3. Your Inner Circle of Extended Family
Aunts, uncles, cousins you’re close with—include those you genuinely have a relationship with. You’re not obligated to invite every relative.
4. Your Partner’s Equivalents
If you invite your cousin, they can invite theirs. Aim for fairness between both families to avoid awkwardness.
5. People Who’ve Supported Your Relationship
Think: your mutual friend who introduced you, the couple who double-dated with you often, or the roommate who watched you fall in love.
Who Doesn’t Need an Invite?
This is where it gets tricky, but being clear and consistent helps.
1. Co-Workers (Unless You're Truly Close)
If you wouldn’t spend time with them outside of work, it’s okay to leave them off the list.
2. Plus-Ones for Everyone
Only give plus-ones to guests in long-term or serious relationships. It’s not rude—it’s practical.
3. Kids
If you’re having a child-free wedding, be firm but kind in your communication. Most guests will understand.

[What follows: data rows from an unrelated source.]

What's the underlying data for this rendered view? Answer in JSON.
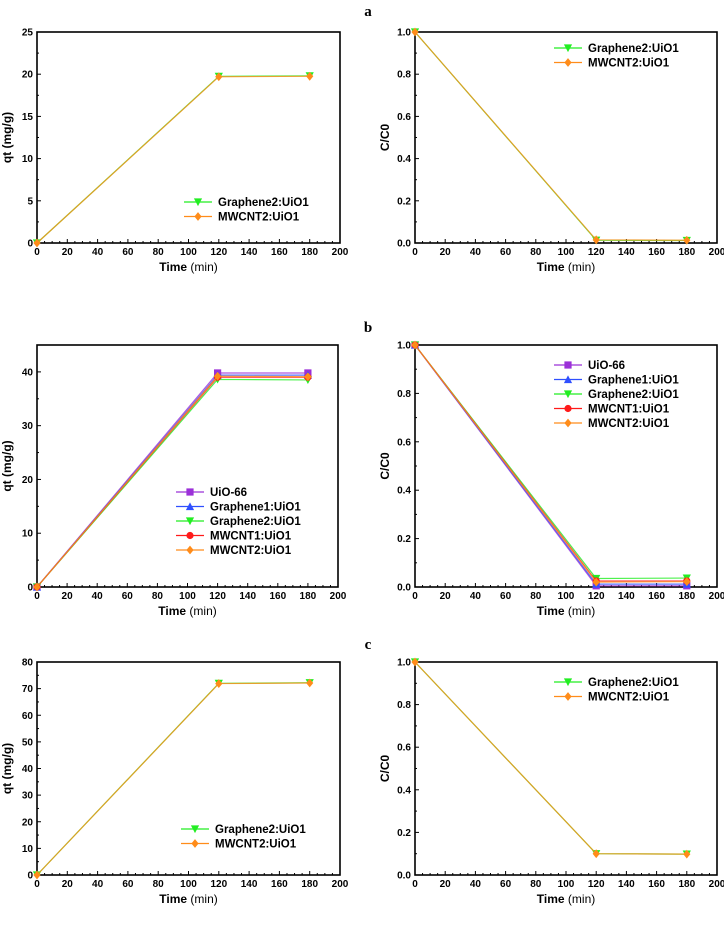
{
  "series_styles": {
    "UiO-66": {
      "color": "#9b30d8",
      "marker": "square"
    },
    "Graphene1:UiO1": {
      "color": "#2f4fff",
      "marker": "triangle-up"
    },
    "Graphene2:UiO1": {
      "color": "#22ee22",
      "marker": "triangle-down"
    },
    "MWCNT1:UiO1": {
      "color": "#ff1a1a",
      "marker": "circle"
    },
    "MWCNT2:UiO1": {
      "color": "#ff8c1a",
      "marker": "diamond"
    }
  },
  "chart_data": [
    {
      "panel": "a",
      "type": "line",
      "xlabel_bold": "Time",
      "xlabel_unit": "(min)",
      "ylabel": "qt (mg/g)",
      "xlim": [
        0,
        200
      ],
      "ylim": [
        0,
        25
      ],
      "xticks": [
        0,
        20,
        40,
        60,
        80,
        100,
        120,
        140,
        160,
        180,
        200
      ],
      "yticks": [
        0,
        5,
        10,
        15,
        20,
        25
      ],
      "legend": "center-right",
      "x": [
        0,
        120,
        180
      ],
      "series": [
        {
          "name": "Graphene2:UiO1",
          "values": [
            0,
            19.75,
            19.8
          ]
        },
        {
          "name": "MWCNT2:UiO1",
          "values": [
            0,
            19.7,
            19.75
          ]
        }
      ]
    },
    {
      "panel": "a",
      "type": "line",
      "xlabel_bold": "Time",
      "xlabel_unit": "(min)",
      "ylabel": "C/C0",
      "xlim": [
        0,
        200
      ],
      "ylim": [
        0,
        1
      ],
      "xticks": [
        0,
        20,
        40,
        60,
        80,
        100,
        120,
        140,
        160,
        180,
        200
      ],
      "yticks": [
        0.0,
        0.2,
        0.4,
        0.6,
        0.8,
        1.0
      ],
      "legend": "top-right",
      "x": [
        0,
        120,
        180
      ],
      "series": [
        {
          "name": "Graphene2:UiO1",
          "values": [
            1,
            0.013,
            0.012
          ]
        },
        {
          "name": "MWCNT2:UiO1",
          "values": [
            1,
            0.015,
            0.013
          ]
        }
      ]
    },
    {
      "panel": "b",
      "type": "line",
      "xlabel_bold": "Time",
      "xlabel_unit": "(min)",
      "ylabel": "qt (mg/g)",
      "xlim": [
        0,
        200
      ],
      "ylim": [
        0,
        45
      ],
      "xticks": [
        0,
        20,
        40,
        60,
        80,
        100,
        120,
        140,
        160,
        180,
        200
      ],
      "yticks": [
        0,
        10,
        20,
        30,
        40
      ],
      "legend": "center-right",
      "x": [
        0,
        120,
        180
      ],
      "series": [
        {
          "name": "UiO-66",
          "values": [
            0,
            39.8,
            39.8
          ]
        },
        {
          "name": "Graphene1:UiO1",
          "values": [
            0,
            39.4,
            39.4
          ]
        },
        {
          "name": "Graphene2:UiO1",
          "values": [
            0,
            38.6,
            38.5
          ]
        },
        {
          "name": "MWCNT1:UiO1",
          "values": [
            0,
            39.0,
            39.0
          ]
        },
        {
          "name": "MWCNT2:UiO1",
          "values": [
            0,
            39.2,
            39.1
          ]
        }
      ]
    },
    {
      "panel": "b",
      "type": "line",
      "xlabel_bold": "Time",
      "xlabel_unit": "(min)",
      "ylabel": "C/C0",
      "xlim": [
        0,
        200
      ],
      "ylim": [
        0,
        1
      ],
      "xticks": [
        0,
        20,
        40,
        60,
        80,
        100,
        120,
        140,
        160,
        180,
        200
      ],
      "yticks": [
        0.0,
        0.2,
        0.4,
        0.6,
        0.8,
        1.0
      ],
      "legend": "top-right",
      "x": [
        0,
        120,
        180
      ],
      "series": [
        {
          "name": "UiO-66",
          "values": [
            1,
            0.005,
            0.005
          ]
        },
        {
          "name": "Graphene1:UiO1",
          "values": [
            1,
            0.012,
            0.012
          ]
        },
        {
          "name": "Graphene2:UiO1",
          "values": [
            1,
            0.035,
            0.037
          ]
        },
        {
          "name": "MWCNT1:UiO1",
          "values": [
            1,
            0.025,
            0.025
          ]
        },
        {
          "name": "MWCNT2:UiO1",
          "values": [
            1,
            0.02,
            0.022
          ]
        }
      ]
    },
    {
      "panel": "c",
      "type": "line",
      "xlabel_bold": "Time",
      "xlabel_unit": "(min)",
      "ylabel": "qt (mg/g)",
      "xlim": [
        0,
        200
      ],
      "ylim": [
        0,
        80
      ],
      "xticks": [
        0,
        20,
        40,
        60,
        80,
        100,
        120,
        140,
        160,
        180,
        200
      ],
      "yticks": [
        0,
        10,
        20,
        30,
        40,
        50,
        60,
        70,
        80
      ],
      "legend": "center-right",
      "x": [
        0,
        120,
        180
      ],
      "series": [
        {
          "name": "Graphene2:UiO1",
          "values": [
            0,
            72.0,
            72.2
          ]
        },
        {
          "name": "MWCNT2:UiO1",
          "values": [
            0,
            71.9,
            72.1
          ]
        }
      ]
    },
    {
      "panel": "c",
      "type": "line",
      "xlabel_bold": "Time",
      "xlabel_unit": "(min)",
      "ylabel": "C/C0",
      "xlim": [
        0,
        200
      ],
      "ylim": [
        0,
        1
      ],
      "xticks": [
        0,
        20,
        40,
        60,
        80,
        100,
        120,
        140,
        160,
        180,
        200
      ],
      "yticks": [
        0.0,
        0.2,
        0.4,
        0.6,
        0.8,
        1.0
      ],
      "legend": "top-right",
      "x": [
        0,
        120,
        180
      ],
      "series": [
        {
          "name": "Graphene2:UiO1",
          "values": [
            1,
            0.1,
            0.098
          ]
        },
        {
          "name": "MWCNT2:UiO1",
          "values": [
            1,
            0.1,
            0.098
          ]
        }
      ]
    }
  ]
}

4. People You Haven’t Spoken to in Years
Just because they were at your 16th birthday doesn’t mean they need to be at your wedding. Time and connection matter.
5. “Obligation” Guests
This includes people you feel pressured to invite (your dad’s golf buddy or your mom’s co-worker). If you don't know them well and space is tight, it’s okay to say no.
How to Handle Sticky Situations
Parents Want More Guests? Set boundaries early. Offer a set number of invites for each set of parents if they’re contributing.
What About the “B-List”? It’s okay to have one—but manage it carefully. Send out your first round early, so you have time to invite more if people decline.
Uninvited Friends Ask Questions? Be honest but kind: “We’re keeping the guest list small, and we had to make some tough decisions. I hope you understand.”
Quick Decision Flow: Should You Invite Them?
Have you spoken to them in the last year?
Would you be genuinely happy to see them on your wedding day?
Do they support your relationship?
Are they important to one of you or both?
If the answer is mostly “no”—it’s okay to leave them off.
Final Thoughts
Your wedding day is about celebrating your love with the people who matter most. It’s not about pleasing everyone or following outdated expectations. It’s okay to prioritize your comfort, your vision, and your budget.
Be thoughtful, be kind—but also be firm. The people who truly love you will understand, invited or not.